Act 238, signed by Gov. Josh Green on June 27, 2025, requires retail establishments selling raw processed ahi products to display where the fish was landed. The law covers businesses licensed under the federal Perishable Agricultural Commodities Act of 1930, including establishments that purchase more than $230,000 of fresh or frozen produce a year. Covered stores cannot keep, offer, display, expose for sale or solicit the sale of raw processed ahi unless a label identifies the country where the ahi was landed.

AI-generated illustration
AI-generated illustration

The change is meant to give consumers clearer information while helping protect Hawaii’s commercial fishing industry. The Department of Agriculture and Biosecurity will handle outreach, education and enforcement-related work through the Measurement Standards Branch, and retailers that do not comply may receive warnings and face further action under Hawaii Revised Statutes chapter 486-32.

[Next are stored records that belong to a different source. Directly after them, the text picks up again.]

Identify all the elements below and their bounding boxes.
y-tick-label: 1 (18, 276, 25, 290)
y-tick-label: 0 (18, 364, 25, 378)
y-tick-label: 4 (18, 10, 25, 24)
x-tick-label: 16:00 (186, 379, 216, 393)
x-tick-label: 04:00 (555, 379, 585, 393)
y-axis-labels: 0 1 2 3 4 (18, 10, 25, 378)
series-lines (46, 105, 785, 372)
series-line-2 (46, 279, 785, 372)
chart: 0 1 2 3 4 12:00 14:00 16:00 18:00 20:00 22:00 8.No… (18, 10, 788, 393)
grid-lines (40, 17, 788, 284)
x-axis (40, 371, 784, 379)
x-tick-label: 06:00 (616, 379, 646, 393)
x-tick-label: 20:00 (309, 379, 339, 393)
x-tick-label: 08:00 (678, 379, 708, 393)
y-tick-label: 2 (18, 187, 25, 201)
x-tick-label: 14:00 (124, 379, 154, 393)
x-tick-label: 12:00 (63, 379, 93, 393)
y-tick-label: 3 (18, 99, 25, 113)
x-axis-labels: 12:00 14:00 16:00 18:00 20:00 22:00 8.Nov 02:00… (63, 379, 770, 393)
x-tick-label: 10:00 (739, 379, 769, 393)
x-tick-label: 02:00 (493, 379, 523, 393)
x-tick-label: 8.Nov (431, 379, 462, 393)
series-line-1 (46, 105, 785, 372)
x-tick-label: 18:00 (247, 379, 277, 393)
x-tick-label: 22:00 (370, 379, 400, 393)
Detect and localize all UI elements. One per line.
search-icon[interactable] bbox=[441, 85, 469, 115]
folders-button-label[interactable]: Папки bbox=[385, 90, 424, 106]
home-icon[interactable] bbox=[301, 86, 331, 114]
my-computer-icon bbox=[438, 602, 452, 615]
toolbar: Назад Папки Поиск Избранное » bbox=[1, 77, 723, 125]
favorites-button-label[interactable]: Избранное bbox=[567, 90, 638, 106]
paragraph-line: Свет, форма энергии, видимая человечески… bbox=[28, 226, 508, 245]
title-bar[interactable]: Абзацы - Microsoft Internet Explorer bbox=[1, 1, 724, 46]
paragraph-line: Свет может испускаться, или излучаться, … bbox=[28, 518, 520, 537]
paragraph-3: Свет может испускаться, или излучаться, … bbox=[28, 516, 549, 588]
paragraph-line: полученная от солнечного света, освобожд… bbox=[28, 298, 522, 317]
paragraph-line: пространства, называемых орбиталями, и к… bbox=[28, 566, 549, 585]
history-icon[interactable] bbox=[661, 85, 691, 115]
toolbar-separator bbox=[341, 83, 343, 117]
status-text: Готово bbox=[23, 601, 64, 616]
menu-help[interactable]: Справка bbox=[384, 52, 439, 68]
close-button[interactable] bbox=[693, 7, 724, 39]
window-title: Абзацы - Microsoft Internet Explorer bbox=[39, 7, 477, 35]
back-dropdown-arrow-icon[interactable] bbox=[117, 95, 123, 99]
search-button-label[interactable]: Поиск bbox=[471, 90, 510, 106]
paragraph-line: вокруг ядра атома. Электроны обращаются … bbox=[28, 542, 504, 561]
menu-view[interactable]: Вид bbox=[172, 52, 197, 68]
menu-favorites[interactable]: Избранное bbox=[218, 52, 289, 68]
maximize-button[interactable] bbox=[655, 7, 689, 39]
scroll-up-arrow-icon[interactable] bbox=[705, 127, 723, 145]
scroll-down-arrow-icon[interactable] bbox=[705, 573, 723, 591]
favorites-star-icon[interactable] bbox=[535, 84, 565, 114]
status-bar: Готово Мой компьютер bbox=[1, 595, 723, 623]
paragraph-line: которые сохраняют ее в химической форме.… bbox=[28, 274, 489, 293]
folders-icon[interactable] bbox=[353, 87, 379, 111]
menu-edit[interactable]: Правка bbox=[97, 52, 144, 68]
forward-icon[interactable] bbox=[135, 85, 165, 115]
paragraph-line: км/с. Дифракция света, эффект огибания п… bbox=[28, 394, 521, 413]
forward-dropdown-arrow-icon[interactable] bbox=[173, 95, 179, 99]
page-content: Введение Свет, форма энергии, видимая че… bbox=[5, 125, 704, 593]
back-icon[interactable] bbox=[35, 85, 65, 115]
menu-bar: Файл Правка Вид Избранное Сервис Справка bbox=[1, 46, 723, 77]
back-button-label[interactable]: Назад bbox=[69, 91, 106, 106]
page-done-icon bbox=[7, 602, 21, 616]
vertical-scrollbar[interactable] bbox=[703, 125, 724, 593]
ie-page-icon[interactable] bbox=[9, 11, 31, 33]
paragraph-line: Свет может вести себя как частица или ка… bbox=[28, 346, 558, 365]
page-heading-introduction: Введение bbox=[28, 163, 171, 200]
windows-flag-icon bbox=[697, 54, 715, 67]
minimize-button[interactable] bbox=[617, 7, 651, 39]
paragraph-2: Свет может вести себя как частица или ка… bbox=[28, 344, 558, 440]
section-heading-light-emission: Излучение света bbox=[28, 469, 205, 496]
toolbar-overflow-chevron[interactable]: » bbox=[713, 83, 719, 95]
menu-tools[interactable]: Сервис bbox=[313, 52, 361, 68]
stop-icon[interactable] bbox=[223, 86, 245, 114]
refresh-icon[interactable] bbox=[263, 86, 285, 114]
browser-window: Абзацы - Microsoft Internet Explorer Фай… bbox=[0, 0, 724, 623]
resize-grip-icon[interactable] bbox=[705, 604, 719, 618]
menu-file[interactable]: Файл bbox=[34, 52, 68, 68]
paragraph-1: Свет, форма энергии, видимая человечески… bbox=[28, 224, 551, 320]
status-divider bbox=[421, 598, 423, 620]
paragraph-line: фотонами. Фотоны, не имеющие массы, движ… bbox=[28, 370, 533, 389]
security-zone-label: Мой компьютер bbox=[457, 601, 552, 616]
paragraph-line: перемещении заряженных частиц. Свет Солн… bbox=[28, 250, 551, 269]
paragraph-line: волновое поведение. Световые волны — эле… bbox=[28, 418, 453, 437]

Previously frozen and carbon monoxide-treated imported tuna dominates retail sales, while most raw ahi sold in local retail establishments is sold in poke and sushi products. The definition of ahi in the law covers yellowfin tuna and bigeye tuna.

A state bill analysis puts commercial yellowfin and bigeye tuna landed in Hawaii ports at an annual dockside value of about $100 million, making tuna the highest-valued food commodity produced in the state.

Department Chair Sharon Hurd said consumers deserve clear and accurate information about the food they buy, and the law gives that information at the point of sale while recognizing the value of Hawaii’s commercial fishing industry. For retailers and poke sellers, the practical task is immediate: make sure the label is visible, accurate and tied to the fish in the case.